Pages

Your Guide in the world of Sun Stones

One of the central pillars of Sun Stones has been engendering a sense of exploration in the player.  Exploration drives the movement within the game, our introduction of stone mechanics, our writing aesthetic, our achievement and star mechanics, and more.  We carefully pull players through the game without pressuring them with specific goals, clocks, or thresholds.

In our recent glut of User-feedback, the calm atmosphere and potential for real learning at their own pace have been two of the most-appreciated elements of the game.

So of course we're changing them.

A small number of players tend to re-play puzzles over and over, trying for perfect mastery.  These players have been frustrated because the open-ended exploratory nature of the game does not lend itself well to dense information about performance over time.  Many iOS games focus heavily on the dense presentation of information, so Sun Stones, by comparison, seems a bit barren.  These players were often some of the most enthusiastic about our sparse aesthetic, so it's really a matter of wanting things both ways, rather than an indictment of how we're starting players off.

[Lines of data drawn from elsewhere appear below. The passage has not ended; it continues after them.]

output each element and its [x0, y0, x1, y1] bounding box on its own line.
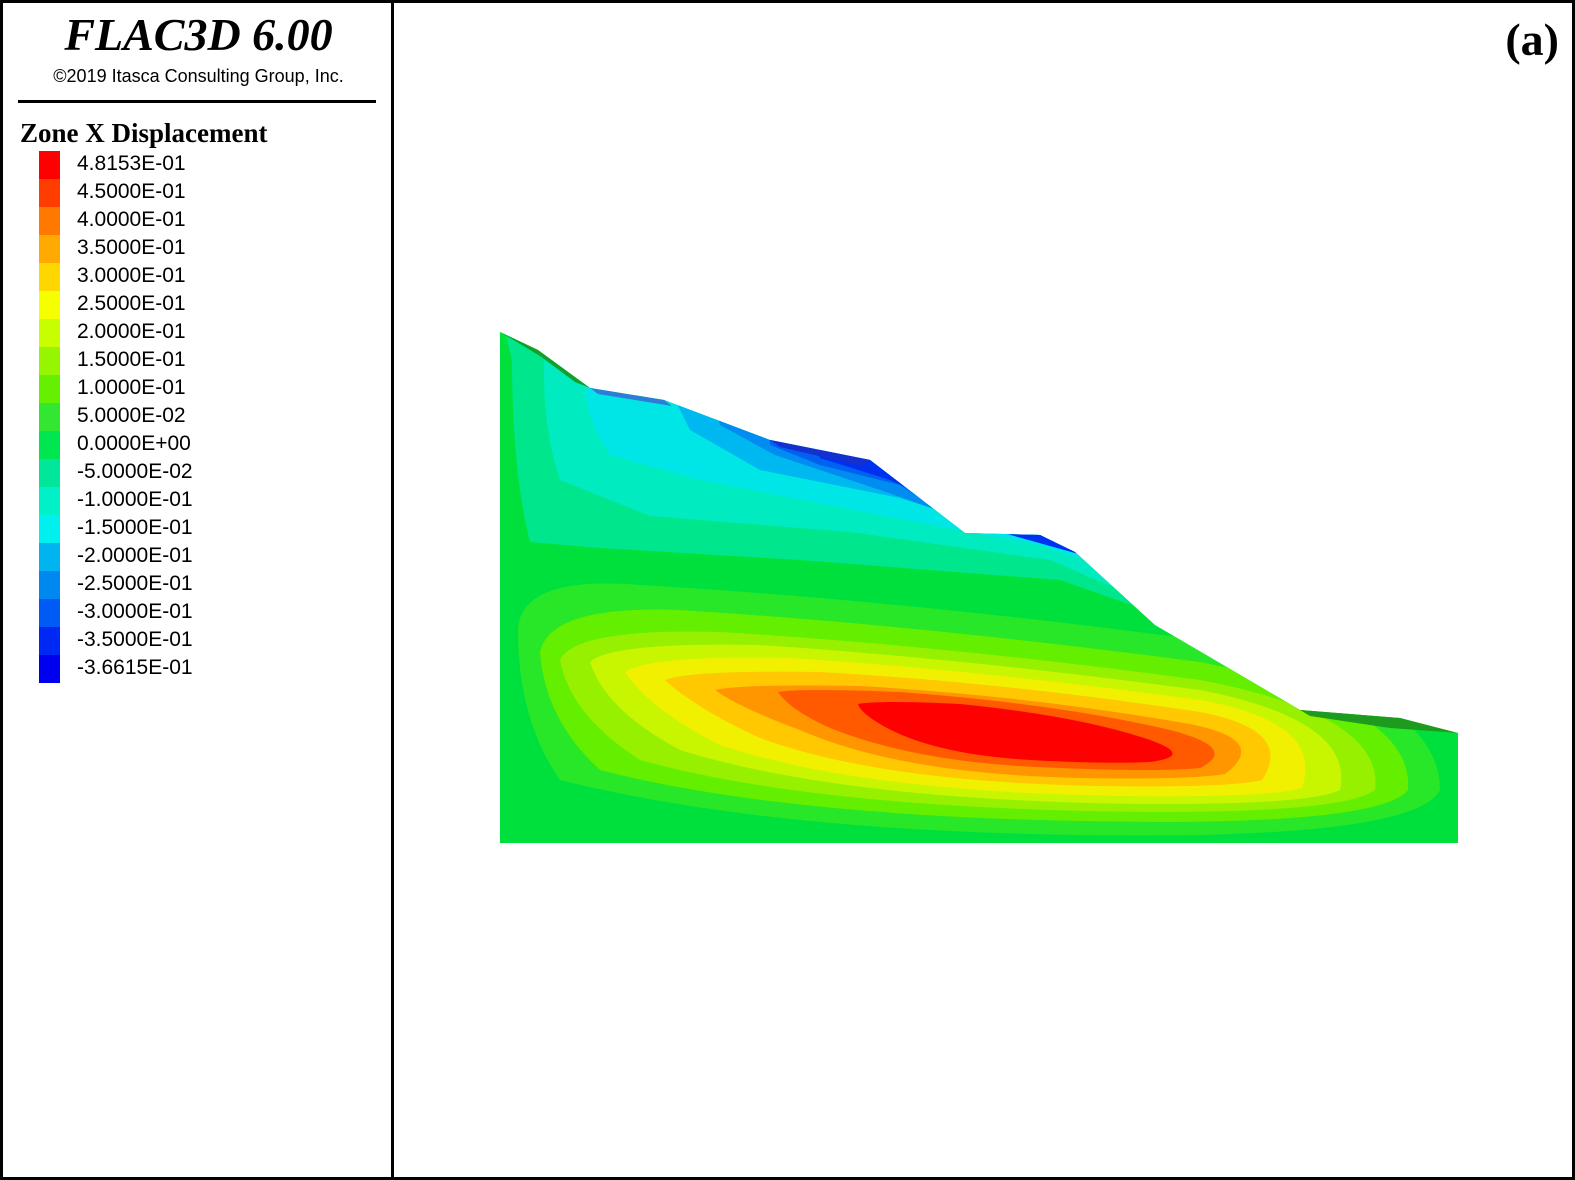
legend-swatch [39, 291, 60, 319]
top-face-edge-toe [1300, 710, 1458, 733]
legend-label: 2.0000E-01 [77, 320, 186, 343]
legend-swatch [39, 571, 60, 599]
legend-swatch [39, 319, 60, 347]
legend-label: -3.0000E-01 [77, 600, 193, 623]
legend-label: 2.5000E-01 [77, 292, 186, 315]
legend-label: 1.5000E-01 [77, 348, 186, 371]
legend-labels: 4.8153E-01 4.5000E-01 4.0000E-01 3.5000E-01… [77, 150, 193, 682]
title-divider [18, 100, 376, 103]
legend-label: -2.0000E-01 [77, 544, 193, 567]
legend-swatch [39, 263, 60, 291]
legend-swatch [39, 235, 60, 263]
legend-swatch [39, 207, 60, 235]
legend-label: -5.0000E-02 [77, 460, 193, 483]
legend-label: 4.5000E-01 [77, 180, 186, 203]
legend-label: -2.5000E-01 [77, 572, 193, 595]
top-face-edge-left [500, 332, 590, 388]
legend-swatch [39, 403, 60, 431]
legend-swatch [39, 627, 60, 655]
legend-label: 3.0000E-01 [77, 264, 186, 287]
legend-swatch [39, 599, 60, 627]
legend-label: 0.0000E+00 [77, 432, 191, 455]
legend-swatch [39, 151, 60, 179]
legend-label: 4.8153E-01 [77, 152, 186, 175]
legend-colorbar [39, 151, 60, 683]
top-face-edge-crest [770, 440, 870, 466]
top-face-edge-bench [590, 388, 672, 406]
legend-panel: FLAC3D 6.00 ©2019 Itasca Consulting Grou… [3, 3, 394, 1177]
legend-label: -3.5000E-01 [77, 628, 193, 651]
legend-swatch [39, 459, 60, 487]
legend-label: -3.6615E-01 [77, 656, 193, 679]
legend-label: 4.0000E-01 [77, 208, 186, 231]
legend-label: -1.5000E-01 [77, 516, 193, 539]
legend-swatch [39, 375, 60, 403]
legend-label: -1.0000E-01 [77, 488, 193, 511]
legend-swatch [39, 431, 60, 459]
copyright-text: ©2019 Itasca Consulting Group, Inc. [53, 66, 344, 86]
legend-label: 3.5000E-01 [77, 236, 186, 259]
legend-swatch [39, 543, 60, 571]
app-title: FLAC3D 6.00 [64, 9, 333, 60]
legend-label: 5.0000E-02 [77, 404, 186, 427]
legend-swatch [39, 655, 60, 683]
legend-swatch [39, 347, 60, 375]
legend-swatch [39, 515, 60, 543]
zone-band-pos-450 [858, 702, 1173, 763]
legend-title: Zone X Displacement [20, 118, 268, 148]
slope-model [500, 332, 1458, 843]
legend-swatch [39, 179, 60, 207]
legend-label: 1.0000E-01 [77, 376, 186, 399]
legend-swatch [39, 487, 60, 515]
panel-label: (a) [1505, 14, 1559, 65]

So our changes this week and last have been focused on finding a way to change the way we feed information to players, without changing anything for players who don't go specifically looking for dense information.

Navigating the Glyph Wall

The central hub of Sun Stones is the "Glyph Wall" - where players select a glyph to visualize, and create patterns over time from the glyphs they have finished.  These screens are simply groups of pictograms - touch one, and you are taken to that puzzle.  This is a very natural and simple way to navigate between puzzles for our players.  But some players want to know - which glyphs have I played perfectly, and which did I simply pass?  That information was available within the puzzle, but not visible on the Glyph Wall directly.  We considered putting additional information on the Glyph Wall - but it absolutely crushed our aesthetic to do so.

The solution we came up with was to create an "info box" mechanic.  If you touch a new glyph - you are still taken directly to that puzzle.  No change there.  If, however, you touch a glyph which you have already finished we bring up a small box with information about your past performance, and a small "Play" button.  This gives players a chance to check their past performance without leaving the Glyph Wall, but doesn't change our original play-experience for most players (who don't re-play puzzles).

We'll make the new version available to players soon.

1 comment:

  1. I'm trying to imagine how much planning and research it took for you to write this unique article. I'm sure you had to really dig deep and buckle down to write such interesting original content.